L’informazione al servizio dei diritti: a Fabrizio Gatti lo Human rights award 2014

giornalista«Con la sua attività di inviato per l’Espresso e con il suo libro Bilal ha dato un contributo decisivo affinché l’immigrazione fosse inserita nell’agenda per la difesa dei diritti umani». Queste le motivazioni con cui l’Università di Oslo ha insignito dello Human rights award 2014 il giornalista italiano Fabrizio Gatti. Il prestigioso riconoscimento, riservato alle personalità che si sono contraddistinte per  il loro impegno nel campo e nella promozione dei diritti umani, è stato consegnato due giorni fa, nel corso di una cerimonia ufficiale nell’ateneo della capitale norvegese. 

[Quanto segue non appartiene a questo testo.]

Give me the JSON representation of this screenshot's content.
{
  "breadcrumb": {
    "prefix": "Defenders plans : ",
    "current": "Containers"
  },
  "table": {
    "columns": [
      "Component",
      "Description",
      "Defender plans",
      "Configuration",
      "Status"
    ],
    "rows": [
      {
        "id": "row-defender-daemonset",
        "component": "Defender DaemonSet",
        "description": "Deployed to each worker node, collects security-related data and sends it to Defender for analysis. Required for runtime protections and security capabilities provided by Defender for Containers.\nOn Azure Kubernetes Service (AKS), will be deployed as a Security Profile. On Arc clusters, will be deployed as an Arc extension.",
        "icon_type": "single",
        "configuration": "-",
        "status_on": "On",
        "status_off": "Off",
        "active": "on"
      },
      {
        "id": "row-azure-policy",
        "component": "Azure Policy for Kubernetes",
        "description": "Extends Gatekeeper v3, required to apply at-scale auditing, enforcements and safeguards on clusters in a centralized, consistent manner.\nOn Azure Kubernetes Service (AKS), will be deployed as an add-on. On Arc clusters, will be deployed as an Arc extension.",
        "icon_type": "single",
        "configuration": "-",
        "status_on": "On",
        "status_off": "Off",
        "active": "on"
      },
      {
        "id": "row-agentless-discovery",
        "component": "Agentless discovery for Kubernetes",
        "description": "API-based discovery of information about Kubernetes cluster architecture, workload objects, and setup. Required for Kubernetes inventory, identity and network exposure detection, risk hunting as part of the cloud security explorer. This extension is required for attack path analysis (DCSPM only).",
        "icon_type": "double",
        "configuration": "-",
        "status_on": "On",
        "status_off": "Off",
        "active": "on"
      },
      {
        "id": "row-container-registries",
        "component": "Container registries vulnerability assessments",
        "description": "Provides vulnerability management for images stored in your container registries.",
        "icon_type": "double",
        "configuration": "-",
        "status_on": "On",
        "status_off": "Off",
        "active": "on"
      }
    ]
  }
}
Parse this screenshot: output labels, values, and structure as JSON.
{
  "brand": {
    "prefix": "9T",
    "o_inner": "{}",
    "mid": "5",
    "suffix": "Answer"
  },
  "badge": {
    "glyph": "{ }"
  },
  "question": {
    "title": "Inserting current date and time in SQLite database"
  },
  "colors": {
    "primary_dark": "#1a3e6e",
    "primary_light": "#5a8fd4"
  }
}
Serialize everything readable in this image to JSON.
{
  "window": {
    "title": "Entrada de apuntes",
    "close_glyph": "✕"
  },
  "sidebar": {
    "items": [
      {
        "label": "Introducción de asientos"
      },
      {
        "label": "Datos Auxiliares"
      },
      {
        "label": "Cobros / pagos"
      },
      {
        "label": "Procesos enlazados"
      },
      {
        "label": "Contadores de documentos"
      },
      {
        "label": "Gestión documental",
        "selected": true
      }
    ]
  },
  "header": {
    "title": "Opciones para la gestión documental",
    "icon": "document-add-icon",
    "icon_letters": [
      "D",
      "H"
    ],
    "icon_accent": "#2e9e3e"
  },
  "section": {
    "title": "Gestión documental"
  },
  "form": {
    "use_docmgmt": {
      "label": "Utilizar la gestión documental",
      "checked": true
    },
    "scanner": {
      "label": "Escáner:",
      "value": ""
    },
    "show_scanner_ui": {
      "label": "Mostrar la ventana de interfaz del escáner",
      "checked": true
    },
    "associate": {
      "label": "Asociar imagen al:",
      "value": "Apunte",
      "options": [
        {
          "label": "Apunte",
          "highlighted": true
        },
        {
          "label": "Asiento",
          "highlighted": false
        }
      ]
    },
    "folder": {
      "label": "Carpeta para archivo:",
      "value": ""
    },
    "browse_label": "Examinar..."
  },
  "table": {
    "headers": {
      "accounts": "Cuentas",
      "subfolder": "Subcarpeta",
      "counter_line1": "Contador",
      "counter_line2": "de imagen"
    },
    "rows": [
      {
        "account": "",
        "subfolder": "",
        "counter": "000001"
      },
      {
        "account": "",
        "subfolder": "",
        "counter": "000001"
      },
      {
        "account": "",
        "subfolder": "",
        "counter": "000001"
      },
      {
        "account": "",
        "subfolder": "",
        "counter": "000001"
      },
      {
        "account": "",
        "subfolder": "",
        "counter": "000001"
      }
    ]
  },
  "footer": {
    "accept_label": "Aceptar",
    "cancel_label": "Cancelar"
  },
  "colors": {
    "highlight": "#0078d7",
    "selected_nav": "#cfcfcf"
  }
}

Gatti, primo italiano a vincere il riconoscimento, è autore di diversi reportage sullo sfruttamento dei migranti e sui respingimenti dei rifugiati durante i loro “viaggi della speranza” per raggiungere l’Europa. Fra i lavori più importanti “Io clandestino a Lampedusa“, un reportage del 2005 per la cui realizzazione l’inviato dell”Espresso si è finto clandestino, riuscendo a infiltrarsi nel centro di permanenza temporanea di Lampedusa e a vivere per una settimana con un centinaio di immigrati. Un racconto dall’interno, realizzato grazie alla tecnica giornalistica dell’inside story, che all’epoca portò all’attenzione delle cronache nazionali le dure e inumane condizioni di vita nei centri di assistenza per immigrati, provocando addirittura la chiusura della struttura a Lampedusa. Un’attività d’inchiesta che, a distanza di anni, Fabrizio Gatti continua a svolgere dedicando molta attenzione ai temi dell’immigrazione e dei diritti dei migranti. Questioni che il giornalista, oltre aver raccontato nel romanzo Bilal, affronta anche nel suo blog Undercover.

espresso

La notizia del riconoscimento a Gatti fa ben sperare, almeno per due motivi. In primis perché è un segnale positivo, d’orgoglio, soprattutto se rapportato al pessimo stato di salute in cui versa l’informazione in Italia. E, in seconda battuta, perché rende conto del fatto che nel nostro Paese c’è una diffusa, seppur insufficiente, sensibilità rispetto al tema dei diritti umani e, in particolare, dei diritti dei migranti. Del resto, «tener conto delle informazioni che ci vengono date è cultura», scriveva Goethe. E Gatti con le sue inchieste ci offre l’opportunità di acculturarci, di conoscere storie e vicende di migranti che, è bene ricordarlo, sono prima di tutto persone.